Era cuestión
de tiempo que Lars von Trier abordase un proyecto como
"Nymphomaniac". La importancia que el sexo ha tenido en su
filmografía queda patente en "El elemento del crimen",
"Rompiendo las olas", "Los idiotas" o
"Anticristo", películas cuya sexualidad es fuente de conflicto y
aproximación entre los personajes, de redención y catarsis, de
desenmascaramiento. Es por eso que los espectadores que se acerquen a
"Nymphomaniac" buscando el morbo y la calentura genital quedarán decepcionados.
Hay imágenes explícitas, pero sin intención erótica: lo que pretende el
director danés es zarandear al público, sumergirle en los pliegues más ocultos
de la condición humana, incomodar y llamar a la reflexión. En definitiva, se
trata de von Trier en estado puro.
Estrenada en
dos partes por motivos comerciales, "Nymphomaniac" completa la
conocida como trilogía de la depresión
después de "Anticristo" y "Melancolía", elaborando un
fresco sobre las tormentas interiores que amenazan al universo femenino. A lo
largo de ocho capítulos bien diferenciados, el guión cuenta las andanzas de una
mujer en lucha por satisfacer una libido compulsiva, que trastorna su vida y la
de los que le rodean. Conviene olvidar las alharacas de la promoción y las
ingeniosas campañas publicitarias: von Trier no pretende hacer un tratado de
los furores uterinos, sino una película acerca de la libertad y del precio por
conseguirla.
La película
comienza con el cuerpo de Joe, la ninfómana que da título al film, tendido en
un callejón tras haber recibido una brutal paliza. El maduro y asexuado
Seligman acude para socorrerla, la lleva a su casa y durante toda la noche
mantendrán un diálogo que será en realidad un examen de conciencia. Como una
moderna Sherezade, antes de que llegue el día Joe irá relatando las
experiencias sexuales que han marcado su vida. Ella le advierte: es una
historia moral. A partir de ahí, el intercambio dialéctico se verá trufado de
referencias artísticas y culturales, de reflexiones que mezclan la pesca con el
cortejo, la música de Bach con las técnicas amatorias, la religión con el
sadomasoquismo... Las escenas más estimulantes de "Nymphomaniac"

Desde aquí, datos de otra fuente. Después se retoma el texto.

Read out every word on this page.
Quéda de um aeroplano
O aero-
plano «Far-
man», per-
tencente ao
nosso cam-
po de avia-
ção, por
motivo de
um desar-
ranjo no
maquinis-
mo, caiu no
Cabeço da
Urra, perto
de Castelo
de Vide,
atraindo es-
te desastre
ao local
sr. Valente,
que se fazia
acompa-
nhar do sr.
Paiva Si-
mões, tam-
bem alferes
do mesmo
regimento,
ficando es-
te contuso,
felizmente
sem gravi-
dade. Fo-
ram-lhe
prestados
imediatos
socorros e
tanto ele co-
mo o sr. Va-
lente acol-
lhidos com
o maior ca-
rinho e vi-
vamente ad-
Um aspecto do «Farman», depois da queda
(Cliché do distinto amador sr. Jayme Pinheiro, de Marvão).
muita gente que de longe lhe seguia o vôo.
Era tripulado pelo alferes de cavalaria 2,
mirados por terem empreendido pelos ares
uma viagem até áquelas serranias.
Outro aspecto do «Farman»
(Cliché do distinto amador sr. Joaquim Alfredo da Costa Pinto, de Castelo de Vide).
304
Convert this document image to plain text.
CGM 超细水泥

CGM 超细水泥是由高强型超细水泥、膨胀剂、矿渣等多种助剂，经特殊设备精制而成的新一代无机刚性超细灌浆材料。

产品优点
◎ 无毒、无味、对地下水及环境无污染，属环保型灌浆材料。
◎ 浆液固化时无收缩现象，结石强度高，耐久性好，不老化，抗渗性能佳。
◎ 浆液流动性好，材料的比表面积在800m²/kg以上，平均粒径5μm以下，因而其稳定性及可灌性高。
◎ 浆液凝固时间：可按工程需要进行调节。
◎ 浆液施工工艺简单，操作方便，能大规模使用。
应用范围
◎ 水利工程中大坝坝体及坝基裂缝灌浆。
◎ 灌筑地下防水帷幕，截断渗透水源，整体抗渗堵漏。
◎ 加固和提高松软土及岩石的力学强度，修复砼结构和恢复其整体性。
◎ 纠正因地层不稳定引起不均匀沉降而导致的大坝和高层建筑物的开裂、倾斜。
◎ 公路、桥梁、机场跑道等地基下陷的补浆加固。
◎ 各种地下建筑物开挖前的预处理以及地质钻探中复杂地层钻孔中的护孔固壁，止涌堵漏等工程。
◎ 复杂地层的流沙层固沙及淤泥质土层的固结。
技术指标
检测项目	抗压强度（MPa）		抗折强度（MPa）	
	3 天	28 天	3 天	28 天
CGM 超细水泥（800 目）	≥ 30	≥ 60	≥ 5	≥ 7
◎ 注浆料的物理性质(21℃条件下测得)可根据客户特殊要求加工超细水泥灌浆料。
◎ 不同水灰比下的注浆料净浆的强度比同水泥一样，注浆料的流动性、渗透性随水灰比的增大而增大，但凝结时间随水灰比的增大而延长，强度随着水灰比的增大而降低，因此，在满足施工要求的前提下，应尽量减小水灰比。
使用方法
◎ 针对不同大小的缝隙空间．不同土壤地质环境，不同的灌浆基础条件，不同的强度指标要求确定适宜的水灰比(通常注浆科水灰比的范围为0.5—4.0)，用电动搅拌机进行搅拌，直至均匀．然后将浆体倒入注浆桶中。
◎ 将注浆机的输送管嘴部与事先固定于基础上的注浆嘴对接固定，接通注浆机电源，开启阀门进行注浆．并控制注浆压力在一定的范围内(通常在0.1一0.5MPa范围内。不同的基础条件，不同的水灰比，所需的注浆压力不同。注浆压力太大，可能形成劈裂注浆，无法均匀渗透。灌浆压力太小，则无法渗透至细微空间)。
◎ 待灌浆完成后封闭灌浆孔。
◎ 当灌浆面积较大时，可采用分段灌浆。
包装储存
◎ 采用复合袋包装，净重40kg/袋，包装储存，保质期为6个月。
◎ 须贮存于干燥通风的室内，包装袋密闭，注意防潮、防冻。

tienen que ver con la palabra, más que con la carne. Por eso, el riesgo para
los actores no reside tanto en desnudarse como en aguantar un primer plano con
varias líneas de guión, en las que se dirimen cuestiones acerca de lo divino y
de lo humano.
Para realizar
semejante proeza hacen falta intérpretes capaces de caminar sobre el alambre y
sin red: Charlotte Gainsbourg, Stellan Skarsgård y la debutante Stacy
Martin resuelven el reto con éxito, apoyados por un buen plantel de nombres
conocidos que completan el paisaje humano del film. Todos ellos al servicio de
un director que permanece fiel a sí mismo, y que jalona con
"Nymphomaniac" el camino que empezó a recorrer hace ya treinta años.
Al
igual que en sus últimas películas, von Trier combina aquí la estética
preciosista con el desaliño formal, el referente pictórico con los vestigios
del Dogma 95. El autor ha conformado un estilo muy reconocible que no es sólo
una herramienta de expresión, sino el catalizador de sus obsesiones. Adentrarse
en su cine es como cotejar una radiografía cuyas líneas están siempre
cambiando, y donde hay espacio para el humor y el terror, para la brutalidad y
la delicadeza, para el amor y el desconsuelo. Todo esto está presente en
"Nymphomaniac", un elogio de la libertad que Von Trier se brinda a sí
mismo y a la heroína de su película: libertad para vivir alejados de las
convenciones y para hacer trascender el espíritu, el primero a través del cine,
y la segunda a través del sexo. La paradoja para ambos es que esa misma
libertad puede ser también su condena. Siempre cuestionados e insatisfechos por
unas expectativas que ni la cinefilia ni la ninfomanía pueden colmar, deben
pagar un precio por su rebeldía. Es el peaje de los iconoclastas: filmar y
follar como si la vida les fuese en ello.